The consequences for therapy
Results of research conducted to date have been unable to find a direct causal connection between psychosocial stress and the development or progression of chronic periodontal disease. However, it can be assumed as a working hypothesis that the mechanisms discussed above are involved in or at least influence the pathogenesis of these disorders. The information available can be used as the basis for the development of helpful therapeutic strategies, particularly when it comes to the stress-induced behavioural changes. Personnel can be informed in advance that they may unconsciously start to neglect their oral hygiene when in the field and be instructed in effective oral hygiene measures.
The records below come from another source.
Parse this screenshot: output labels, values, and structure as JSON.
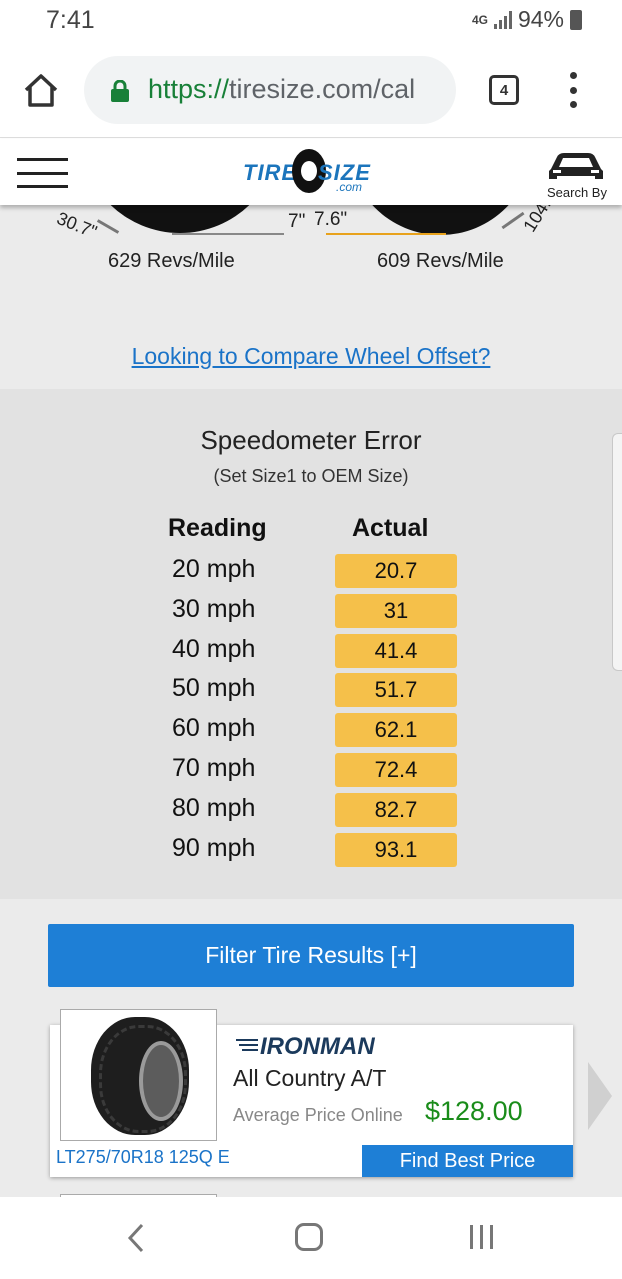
{
  "status_bar": {
    "time": "7:41",
    "network": "4G",
    "battery": "94%"
  },
  "browser": {
    "url_scheme": "https://",
    "url_host": "tiresize.com/cal",
    "tab_count": "4"
  },
  "site_header": {
    "logo_tire": "TIRE",
    "logo_size": "SIZE",
    "logo_com": ".com",
    "search_by_label": "Search By"
  },
  "tire_compare": {
    "left_diameter": "30.7\"",
    "right_diameter": "104.",
    "left_width": "7\"",
    "right_width": "7.6\"",
    "left_revs": "629 Revs/Mile",
    "right_revs": "609 Revs/Mile",
    "offset_link": "Looking to Compare Wheel Offset?"
  },
  "speedometer": {
    "title": "Speedometer Error",
    "subtitle": "(Set Size1 to OEM Size)",
    "col_reading": "Reading",
    "col_actual": "Actual",
    "rows": [
      {
        "reading": "20 mph",
        "actual": "20.7"
      },
      {
        "reading": "30 mph",
        "actual": "31"
      },
      {
        "reading": "40 mph",
        "actual": "41.4"
      },
      {
        "reading": "50 mph",
        "actual": "51.7"
      },
      {
        "reading": "60 mph",
        "actual": "62.1"
      },
      {
        "reading": "70 mph",
        "actual": "72.4"
      },
      {
        "reading": "80 mph",
        "actual": "82.7"
      },
      {
        "reading": "90 mph",
        "actual": "93.1"
      }
    ],
    "highlight_color": "#f5c04a"
  },
  "results": {
    "filter_label": "Filter Tire Results [+]",
    "product": {
      "brand": "IRONMAN",
      "name": "All Country A/T",
      "price_label": "Average Price Online",
      "price": "$128.00",
      "size": "LT275/70R18 125Q E",
      "cta": "Find Best Price"
    }
  },
  "colors": {
    "link_blue": "#1a73c8",
    "button_blue": "#1e7fd6",
    "price_green": "#1a8c1a",
    "url_green": "#188038"
  }
}
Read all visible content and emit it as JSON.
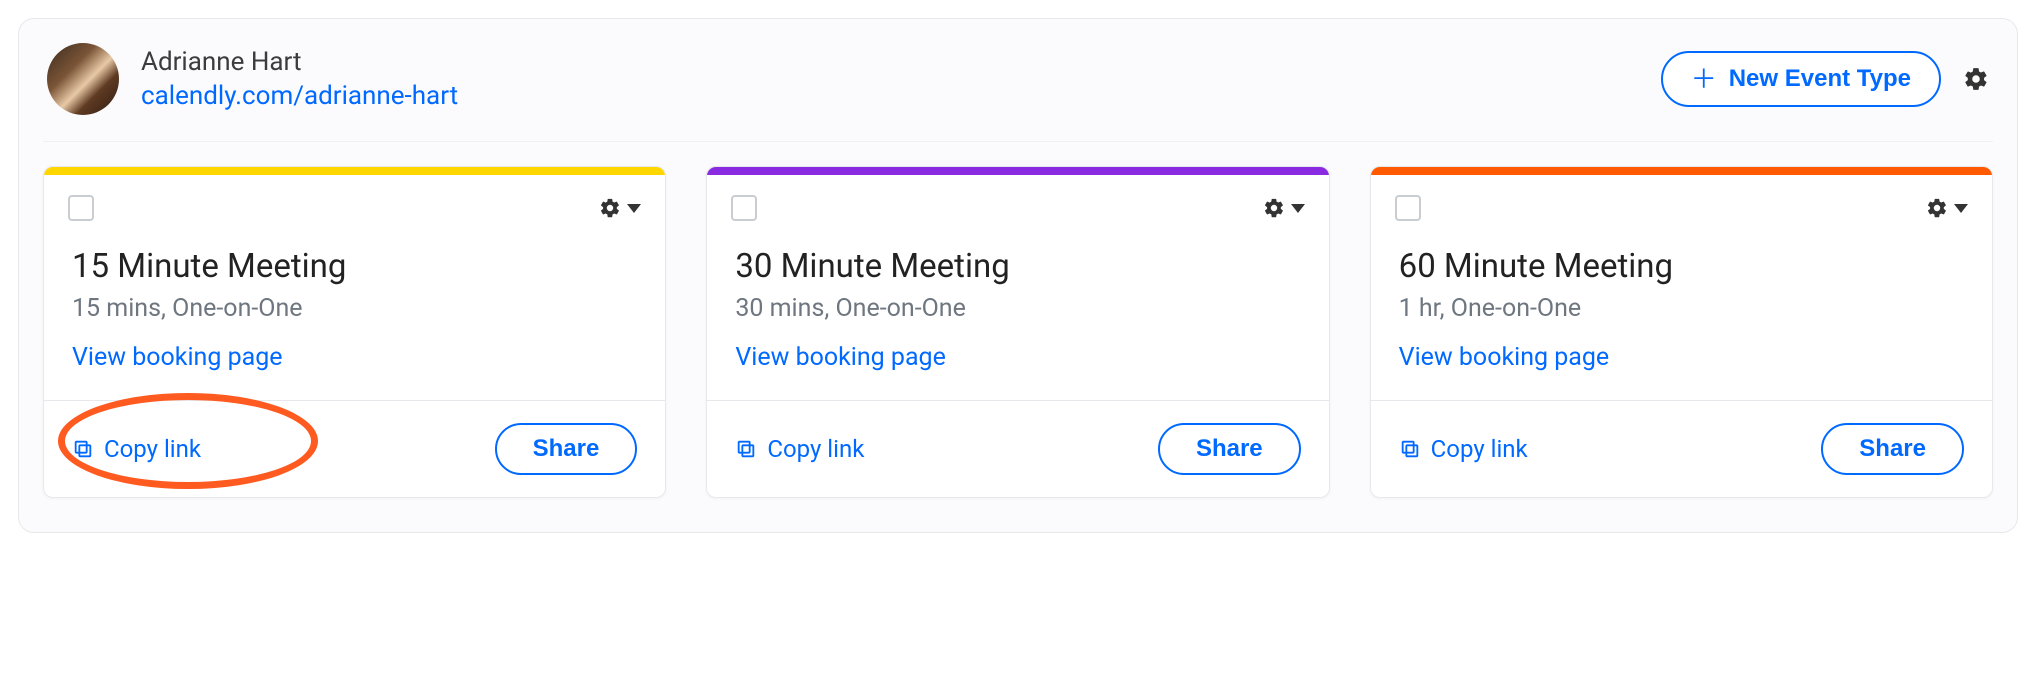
{
  "header": {
    "user_name": "Adrianne Hart",
    "user_link": "calendly.com/adrianne-hart",
    "new_event_label": "New Event Type"
  },
  "cards": [
    {
      "stripe_color": "#ffd600",
      "title": "15 Minute Meeting",
      "subtitle": "15 mins, One-on-One",
      "view_label": "View booking page",
      "copy_label": "Copy link",
      "share_label": "Share",
      "highlighted": true
    },
    {
      "stripe_color": "#8a2be2",
      "title": "30 Minute Meeting",
      "subtitle": "30 mins, One-on-One",
      "view_label": "View booking page",
      "copy_label": "Copy link",
      "share_label": "Share",
      "highlighted": false
    },
    {
      "stripe_color": "#ff5a00",
      "title": "60 Minute Meeting",
      "subtitle": "1 hr, One-on-One",
      "view_label": "View booking page",
      "copy_label": "Copy link",
      "share_label": "Share",
      "highlighted": false
    }
  ]
}
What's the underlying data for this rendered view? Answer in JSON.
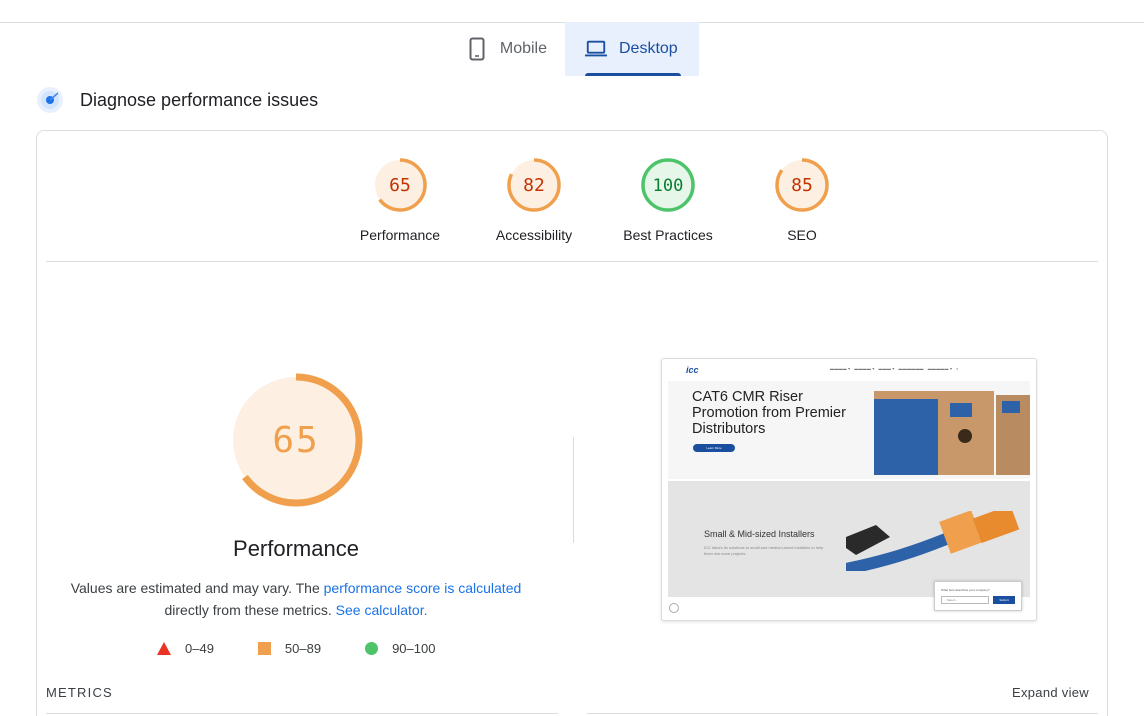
{
  "tabs": {
    "mobile": "Mobile",
    "desktop": "Desktop"
  },
  "section": {
    "title": "Diagnose performance issues"
  },
  "categories": [
    {
      "label": "Performance",
      "score": "65",
      "status": "average"
    },
    {
      "label": "Accessibility",
      "score": "82",
      "status": "average"
    },
    {
      "label": "Best Practices",
      "score": "100",
      "status": "pass"
    },
    {
      "label": "SEO",
      "score": "85",
      "status": "average"
    }
  ],
  "performance": {
    "score": "65",
    "title": "Performance",
    "desc_prefix": "Values are estimated and may vary. The ",
    "desc_link1": "performance score is calculated",
    "desc_mid": " directly from these metrics. ",
    "desc_link2": "See calculator."
  },
  "legend": {
    "fail": "0–49",
    "average": "50–89",
    "pass": "90–100"
  },
  "screenshot": {
    "logo": "icc",
    "hero_heading": "CAT6 CMR Riser Promotion from Premier Distributors",
    "hero_button": "Learn More",
    "section_heading": "Small & Mid-sized Installers",
    "section_text": "ICC tailors its solutions to small and medium-sized installers to help them win more projects.",
    "popup_question": "What best describes your company?",
    "popup_select": "- Select -",
    "popup_submit": "Submit"
  },
  "metrics": {
    "heading": "METRICS",
    "expand": "Expand view"
  },
  "colors": {
    "accent": "#1a4fa0",
    "average": "#f0a04c",
    "average_text": "#c33300",
    "pass": "#4dc46a",
    "pass_text": "#0a7d33",
    "fail": "#eb3323",
    "link": "#1a73e8"
  }
}
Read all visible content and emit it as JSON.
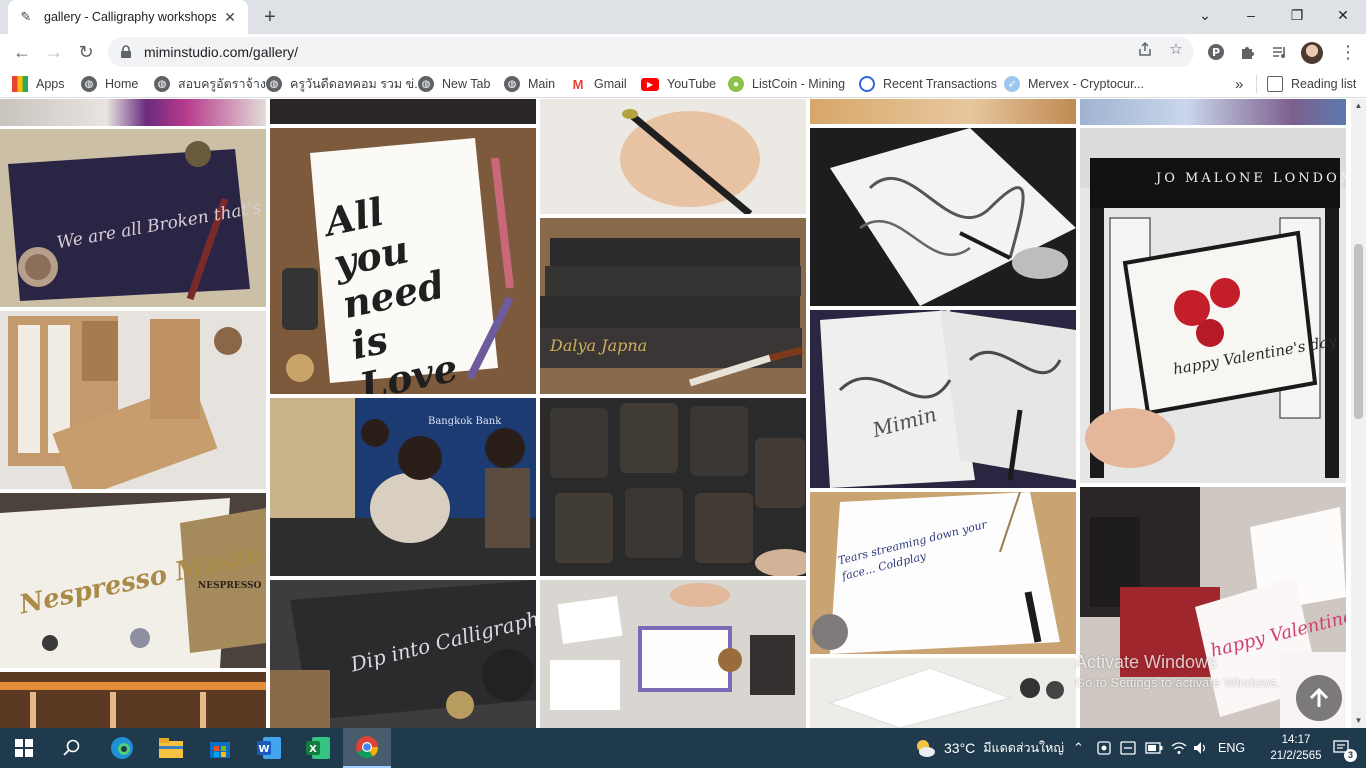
{
  "browser": {
    "tab": {
      "title": "gallery - Calligraphy workshops a",
      "close": "✕"
    },
    "new_tab": "+",
    "window": {
      "minimize": "⌄",
      "restore": "–",
      "maximize": "❐",
      "close": "✕"
    },
    "nav": {
      "back": "←",
      "forward": "→",
      "reload": "↻"
    },
    "url": "miminstudio.com/gallery/",
    "bookmarks": [
      {
        "label": "Apps",
        "icon": "apps-grid-icon"
      },
      {
        "label": "Home",
        "icon": "globe-icon"
      },
      {
        "label": "สอบครูอัตราจ้าง",
        "icon": "globe-icon"
      },
      {
        "label": "ครูวันดีดอทคอม รวม ข่...",
        "icon": "globe-icon"
      },
      {
        "label": "New Tab",
        "icon": "globe-icon"
      },
      {
        "label": "Main",
        "icon": "globe-icon"
      },
      {
        "label": "Gmail",
        "icon": "gmail-icon"
      },
      {
        "label": "YouTube",
        "icon": "youtube-icon"
      },
      {
        "label": "ListCoin - Mining",
        "icon": "listcoin-icon"
      },
      {
        "label": "Recent Transactions",
        "icon": "recent-transactions-icon"
      },
      {
        "label": "Mervex - Cryptocur...",
        "icon": "mervex-icon"
      }
    ],
    "bookmarks_overflow": "»",
    "reading_list": "Reading list"
  },
  "gallery": {
    "tiles": [
      {
        "caption": "We are all Broken that's how the Light gets in"
      },
      {
        "caption": "All you need is Love"
      },
      {
        "caption": ""
      },
      {
        "caption": "Dalya  Japna"
      },
      {
        "caption": ""
      },
      {
        "caption": ""
      },
      {
        "caption": "Mimin"
      },
      {
        "caption": "JO MALONE LONDON"
      },
      {
        "caption": "happy Valentine's day"
      },
      {
        "caption": "Nespresso Master Origin"
      },
      {
        "caption": "NESPRESSO"
      },
      {
        "caption": "Bangkok Bank"
      },
      {
        "caption": ""
      },
      {
        "caption": "Tears streaming down your face... Coldplay"
      },
      {
        "caption": "happy Valentine's day"
      },
      {
        "caption": ""
      },
      {
        "caption": "Dip into Calligraphy"
      },
      {
        "caption": ""
      },
      {
        "caption": ""
      }
    ]
  },
  "overlay": {
    "activate_title": "Activate Windows",
    "activate_sub": "Go to Settings to activate Windows.",
    "scroll_top": "🡡"
  },
  "taskbar": {
    "weather_temp": "33°C",
    "weather_text": "มีแดดส่วนใหญ่",
    "language": "ENG",
    "time": "14:17",
    "date": "21/2/2565",
    "notifications": "3"
  }
}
This could be enhanced by additional professional cleaning and scaling shortly after the phases in which personnel are exposed to stress. The Dental Service of the Bundeswehr has already taken a step in this direction by introducing its “Prophylaxis prior to active service” (EVP) programme. It would also appear advisable to provide professional cleaning and scaling services to personnel in the field. However, as there is still no scientific evidence that convincingly shows this to be necessary, it is not currently possible to justify the assignment of additional personnel and infrastructural capacity that would be required to make this reality. At the same time, it must be borne in mind that only troops with a healthy periodontium or who have received the necessary treatment are fit for active service.
The tendency towards reduced use of social networks by those under stress needs to be countered by medical treatment facilities through the use of an appropriate appointment system. It is better to arrange the next appointment with the patient before they leave the dental care facility than to leave the patient to decide in future when they should again report to a dentist.